28.04.2011, 12:11

Tobias Weidemann

Wenn’s zu spät ist: Wie Sie sich am besten verhalten


Ist das Kind bereits in den Brunnen gefallen, haben Sie sich also schon einen unerwünschten Abovertrag eingehandelt, erhalten Sie in der Regel per E-Mail eine Rechnung des Unternehmens. Meist geht sie gleich über ein oder zwei Jahre, da das Abonnement in der Regel über diesen Zeitraum läuft. Wenn Sie die Rechnung nicht bezahlen, folgen meist Mahnungen, die im Ton zunehmend schärfer und drohender werden. Oft kommen auch Schreiben einer beauftragten Anwaltskanzlei oder eines Inkassobüros.

„Es ist aber fraglich, ob zwischen Ihnen und dem Anbieter ein gültiger Vertrag zustande gekommen ist“, weiß Julia Rehberg, Juristin der Verbraucherzentrale Hamburg. Denn der setzt nach deutschem Recht voraus, dass sich beide Parteien über Preis und Leistung einig sind und den Willen zum Vertragsschluss haben. Und gerade das ist bei Abofallen oft nicht der Fall. Schließlich setzen die Abzocker alles daran, die Preisinfo auf der Internetseite zu verschleiern.

Die Verbraucherzentrale rät daher, auf solche Rechnungen entweder gar nicht oder nur ein einziges Mal zu antworten. Auf der Seite der Verbraucherzentrale Rheinland-Pfalz finden Sie ein passendes Word-Musterschreiben in einer Version für volljährige Kunden und in einer Fassung für Erziehungsberechtigte von Minderjährigen. Teilen Sie dem Absender mit, dass kein Vertrag zustande gekommen ist, und erklären Sie vorsorglich zusätzlich den Widerruf.

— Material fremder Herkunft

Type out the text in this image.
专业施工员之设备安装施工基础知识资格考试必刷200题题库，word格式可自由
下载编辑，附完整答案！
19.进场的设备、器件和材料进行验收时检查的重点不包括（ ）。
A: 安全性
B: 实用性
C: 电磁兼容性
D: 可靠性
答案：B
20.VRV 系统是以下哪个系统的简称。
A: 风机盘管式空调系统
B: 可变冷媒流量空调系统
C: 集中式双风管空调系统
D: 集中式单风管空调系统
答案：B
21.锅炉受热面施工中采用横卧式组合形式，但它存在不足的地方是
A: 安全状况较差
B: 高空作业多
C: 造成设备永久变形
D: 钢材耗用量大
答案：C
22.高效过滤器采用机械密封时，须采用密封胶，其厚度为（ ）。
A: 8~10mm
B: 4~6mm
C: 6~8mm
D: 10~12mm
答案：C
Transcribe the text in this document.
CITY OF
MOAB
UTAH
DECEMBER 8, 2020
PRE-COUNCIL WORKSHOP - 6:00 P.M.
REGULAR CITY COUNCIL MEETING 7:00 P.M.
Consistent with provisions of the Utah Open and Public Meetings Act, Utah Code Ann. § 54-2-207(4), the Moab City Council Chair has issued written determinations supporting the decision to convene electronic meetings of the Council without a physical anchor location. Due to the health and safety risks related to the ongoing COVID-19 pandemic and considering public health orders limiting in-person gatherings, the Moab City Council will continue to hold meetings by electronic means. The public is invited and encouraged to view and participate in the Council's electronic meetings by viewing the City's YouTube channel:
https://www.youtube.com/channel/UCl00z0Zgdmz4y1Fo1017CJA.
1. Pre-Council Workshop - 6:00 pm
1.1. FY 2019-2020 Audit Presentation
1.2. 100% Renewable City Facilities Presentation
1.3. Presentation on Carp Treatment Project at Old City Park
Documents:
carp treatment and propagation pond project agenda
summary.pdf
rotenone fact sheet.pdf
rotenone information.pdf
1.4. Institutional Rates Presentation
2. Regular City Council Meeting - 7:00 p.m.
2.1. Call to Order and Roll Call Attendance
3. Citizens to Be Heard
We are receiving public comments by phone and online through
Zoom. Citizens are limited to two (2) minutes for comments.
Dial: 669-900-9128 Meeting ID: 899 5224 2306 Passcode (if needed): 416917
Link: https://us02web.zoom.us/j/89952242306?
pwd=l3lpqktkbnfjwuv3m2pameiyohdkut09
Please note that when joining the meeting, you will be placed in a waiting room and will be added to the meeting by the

Danach sollten Sie grundsätzlich nicht mehr auf Mahnungen oder Drohungen reagieren, so lange diese nicht von einem ordentlichen deutschen Gericht kommen. An einer juristischen Auseinandersetzung sind die Firmen in der Regel meist nicht interessiert, da diese mehr Aufsehen erregt als ihnen lieb sein dürfte. Zwar gab es bereits einzelne Urteile zu derartigen Aboverträgen. Dabei bekamen die klagenden Abofirmen allerdings stets nur in solchen Fällen Recht, in denen ein weiterer Sachverhalt hinzukam, beispielsweise der Vertragsschluss durch einen gewerblichen Nutzer, für den andere Widerrufsrechte gelten. Das Verbraucherschutzrecht räumt dem Privatkunden in Deutschland oft weiter reichende Rechte ein als Gewerbetreibenden.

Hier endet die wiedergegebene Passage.